9. Metinde anlatıcı ve bakış açısının işlevini belirleyiniz. Seçilen bakış açısının metnin dil ve anlatımını nasıl etkilediğini belirtiniz.
Metinde anlatıcı yazarın kendisidir. Bakış açısı olarak da hakim bakış açısının olduğunu söyleyebiliriz.
10. Metinde kullanılan anlatım biçimleri ile anlatım tekniklerini bularak aşağıdaki şemalara yazınız.
Anlatım Biçimleri: Betimleme, öyküleme
Anlatım Teknikleri: Karşılaştırma, örnekleme
11. Metnin yazıldığı dönemin sosyal, siyasi, kültürel gerçekliğini yansıtan bölümleri gösteriniz.
12. “Romanın yazarı, Notre Dame Kilisesi’ni gezdiği sırada kulelerden birinin karanlık bir köşesinde duvara elle kazınmış ANA T KH (kader) adlı kelimeyi fark eder. Ortaçağ’da yaşamış bir kişinin elinden çıkmış gibidir. Özellikle içerdiği iç karartıcı anlam, yazarı derinden etkiler. Bu roman bu kelime adına kaleme alınır.” Bu bilgilerden hareketle Victor Hugo, okuduğunuz metinde kader kelimesi ile romandaki karakterler arasındaki ilişkiyi yansıtabilmiş midir? Düşüncelerinizi nedenleriyle paylaşınız.

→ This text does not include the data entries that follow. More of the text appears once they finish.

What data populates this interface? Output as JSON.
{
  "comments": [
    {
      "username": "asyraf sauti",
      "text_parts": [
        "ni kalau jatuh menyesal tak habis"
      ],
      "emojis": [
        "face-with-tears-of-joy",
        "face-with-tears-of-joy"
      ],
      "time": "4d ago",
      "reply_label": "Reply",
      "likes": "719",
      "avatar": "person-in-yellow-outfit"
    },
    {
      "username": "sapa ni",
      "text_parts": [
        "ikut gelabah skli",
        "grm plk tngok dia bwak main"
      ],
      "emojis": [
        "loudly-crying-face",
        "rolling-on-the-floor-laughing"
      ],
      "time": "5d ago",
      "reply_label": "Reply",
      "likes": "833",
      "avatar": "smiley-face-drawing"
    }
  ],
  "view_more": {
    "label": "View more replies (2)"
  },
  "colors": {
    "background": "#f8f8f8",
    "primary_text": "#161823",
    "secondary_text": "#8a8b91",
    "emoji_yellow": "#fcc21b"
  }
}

Bu eser kambur Quasimodo ile Çingene Esmeralda’yı yoksulluğa boğan toplumu eleştirmektedir. Eser, o dönemdeki toplumsal eşitsizlik ile dini ve siyasi güçlerini insanların aleyhine kullanan yönetime ve din adamlarına da eleştir getirmektedir. Kaderin insana yaşattığı duygulara da yer vermiştir. Mesela çirkin olan bir adamın kaderinin de kötü yazıldığı inancı var.
10. Sınıf Meb Türk Dili ve Edebiyatı Sayfa 182 Cevabı
1. • Önce kendine hâkim oluyordu.
• O sırada, kalabalığın arasından garip giyimli genç bir kızın çıktığını gördü.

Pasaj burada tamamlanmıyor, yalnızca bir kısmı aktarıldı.